I’m 45 yrs old. I have never turned on a flashlight without making the lightsaber noise
merlin: whoever pulls the sword from the stone is the true king
arthur: oh, this sword?
merlin: by my beard.. what is your first order, my liege?
arthur: table
merlin: what?
arthur: [right in his face] and that shit better be a circle
Luke is so old now he just uses the Force to keep the neighborhood kids off his lawn
Did the math. Facebook is worth $100 billion and with 800 million users that puts the value of a life at $12.50. Never pay a hitman more.
Based on all of my exes I would have to say that Cupid has a wicked sense of humor.

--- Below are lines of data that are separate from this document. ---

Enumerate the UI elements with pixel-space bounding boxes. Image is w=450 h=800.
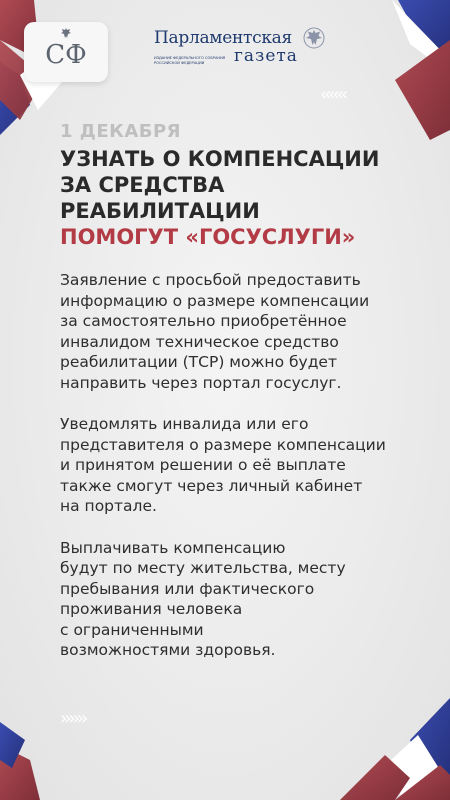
paragraph-line: с ограниченными	[60, 620, 204, 639]
paragraph-line: направить через портал госуслуг.	[60, 373, 342, 392]
article-paragraph-1	[60, 270, 430, 393]
chevrons-left-decor: ‹‹‹‹‹‹	[320, 84, 346, 105]
paragraph-line: возможностями здоровья.	[60, 641, 276, 659]
article-body	[60, 270, 430, 682]
paragraph-line: представителя о размере компенсации	[60, 435, 386, 454]
paragraph-line: инвалидом техническое средство	[60, 332, 339, 351]
chevrons-right-decor: ››››››	[60, 708, 86, 729]
paragraph-line: также смогут через личный кабинет	[60, 476, 363, 495]
paragraph-line: Заявление с просьбой предоставить	[60, 271, 361, 289]
article-headline	[60, 146, 440, 250]
newspaper-title-bottom: газета	[234, 46, 298, 66]
article-date: 1 ДЕКАБРЯ	[60, 121, 182, 142]
paragraph-line: и принятом решении о её выплате	[60, 456, 346, 474]
paragraph-line: реабилитации (ТСР) можно будет	[60, 353, 337, 371]
headline-accent: ПОМОГУТ «ГОСУСЛУГИ»	[60, 225, 356, 249]
paragraph-line: Выплачивать компенсацию	[60, 538, 286, 557]
paragraph-line: за самостоятельно приобретённое	[60, 312, 347, 330]
paragraph-line: информацию о размере компенсации	[60, 291, 370, 310]
paragraph-line: проживания человека	[60, 600, 243, 618]
paragraph-line: пребывания или фактического	[60, 579, 315, 598]
sf-logo	[24, 22, 108, 82]
headline-line: УЗНАТЬ О КОМПЕНСАЦИИ	[60, 147, 380, 171]
paragraph-line: будут по месту жительства, месту	[60, 559, 346, 577]
top-right-red-shape	[395, 40, 450, 140]
newspaper-logo	[154, 30, 324, 70]
newspaper-title-top: Парламентская	[154, 28, 292, 48]
paragraph-line: на портале.	[60, 497, 157, 515]
headline-line: ЗА СРЕДСТВА	[60, 173, 225, 197]
eagle-emblem-icon	[60, 27, 72, 39]
article-paragraph-2	[60, 414, 430, 517]
sf-logo-text: СФ	[45, 40, 87, 70]
paragraph-line: Уведомлять инвалида или его	[60, 415, 309, 433]
headline-line: РЕАБИЛИТАЦИИ	[60, 199, 260, 223]
eagle-emblem-icon	[303, 27, 325, 49]
article-paragraph-3	[60, 538, 430, 661]
newspaper-subtitle: ИЗДАНИЕ ФЕДЕРАЛЬНОГО СОБРАНИЯ РОССИЙСКОЙ ФЕДЕРАЦИИ	[154, 56, 226, 65]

I’m what you might call ‘internet pretty’, meaning I’m really your dad.
Love is that feeling you get when you meet that special someone who hates all of your friends.
If I was rich I’d have two hedge mazes. One from which there can be no escape. And one for more lighthearted affairs and casual mazing.
When he says he likes your personality but he hasn’t met them all.
Words I thought I would never have to yell from the kitchen into the living room: “DON’T GIVE THE CAT SCOTCH!”
If I were Amish, I’d have to convert to Pmish cause I’m not a morning person.